Muitos anos atrás, ocorreu um apagão sério no Rio de Janeiro. Aos poucos os nobreaks foram ficando sem energia. Depois as torres de celulares foram uma a uma se desconectando, quando o combustível dos geradores acabou. Horas e horas sem luz, sem eletricidade, sem qualquer forma de comunicação. Salvou-me este bichinho aqui:

 

É um radinho de pilha, AM/FM de marca Shuray. Durante a noite consegui acompanhar pela CBN e outras rádios a situação no Estado.

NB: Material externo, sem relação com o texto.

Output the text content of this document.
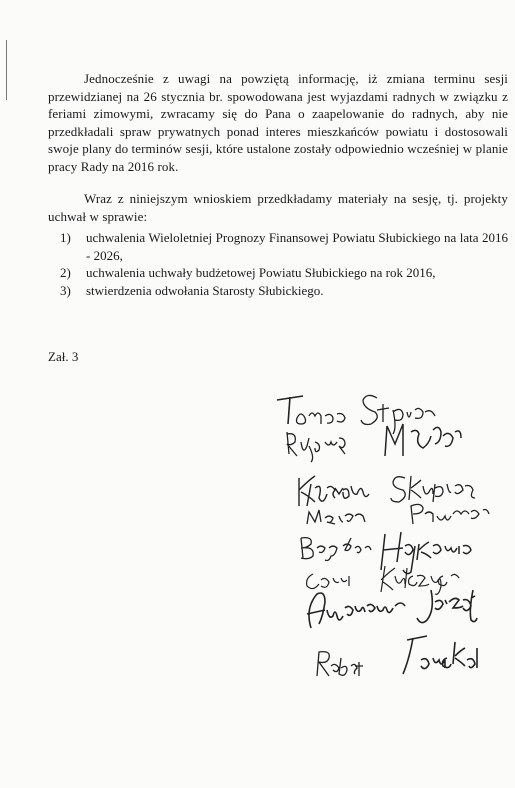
Jednocześnie z uwagi na powziętą informację, iż zmiana terminu sesji przewidzianej na 26 stycznia br. spowodowana jest wyjazdami radnych w związku z feriami zimowymi, zwracamy się do Pana o zaapelowanie do radnych, aby nie przedkładali spraw prywatnych ponad interes mieszkańców powiatu i dostosowali swoje plany do terminów sesji, które ustalone zostały odpowiednio wcześniej w planie pracy Rady na 2016 rok.

Wraz z niniejszym wnioskiem przedkładamy materiały na sesję, tj. projekty uchwał w sprawie:

1)	uchwalenia Wieloletniej Prognozy Finansowej Powiatu Słubickiego na lata 2016 - 2026,
2)	uchwalenia uchwały budżetowej Powiatu Słubickiego na rok 2016,
3)	stwierdzenia odwołania Starosty Słubickiego.
Zał. 3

Foi a diferença entre não saber nada, e ter total noção do estado das coisas.

 

Não foi nenhuma internet, nenhuma supervia de informações, nenhuma maravilha tecnológica. Quem ficou no ar, firme e forte foi o bom, velho e obsoleto rádio.

 

Em 1º de agosto de 1981 a MTV ia ao ar, seu primeiro videoclipe foi “Video killed the radio star”, da banda The Buggles, promovendo a ideia de que o futuro era o videoclipe, a TV, o rádio com imagem, como dizia Black Boy, em Armação Ilimitada.

 

Os Buggles se separaram em 1982. Em 2010 a MTV transmitiu seu último videoclipe como Music Television, passando a se focar em programação mais convencional, como reality shows onde promovia valores como gravidez na adolescência. Hoje o canal que criou obras magníficas como o Liquid Television é só mais um canal de boomers tentando parecer descolados.

 

Já o rádio? Bem, o rádio vai bem, obrigado. Quem acertou mesmo foi o Queen, em Radio Gaga: mesmo tenho um safado xing-ling de marca imaginária que funciona que é uma beleza.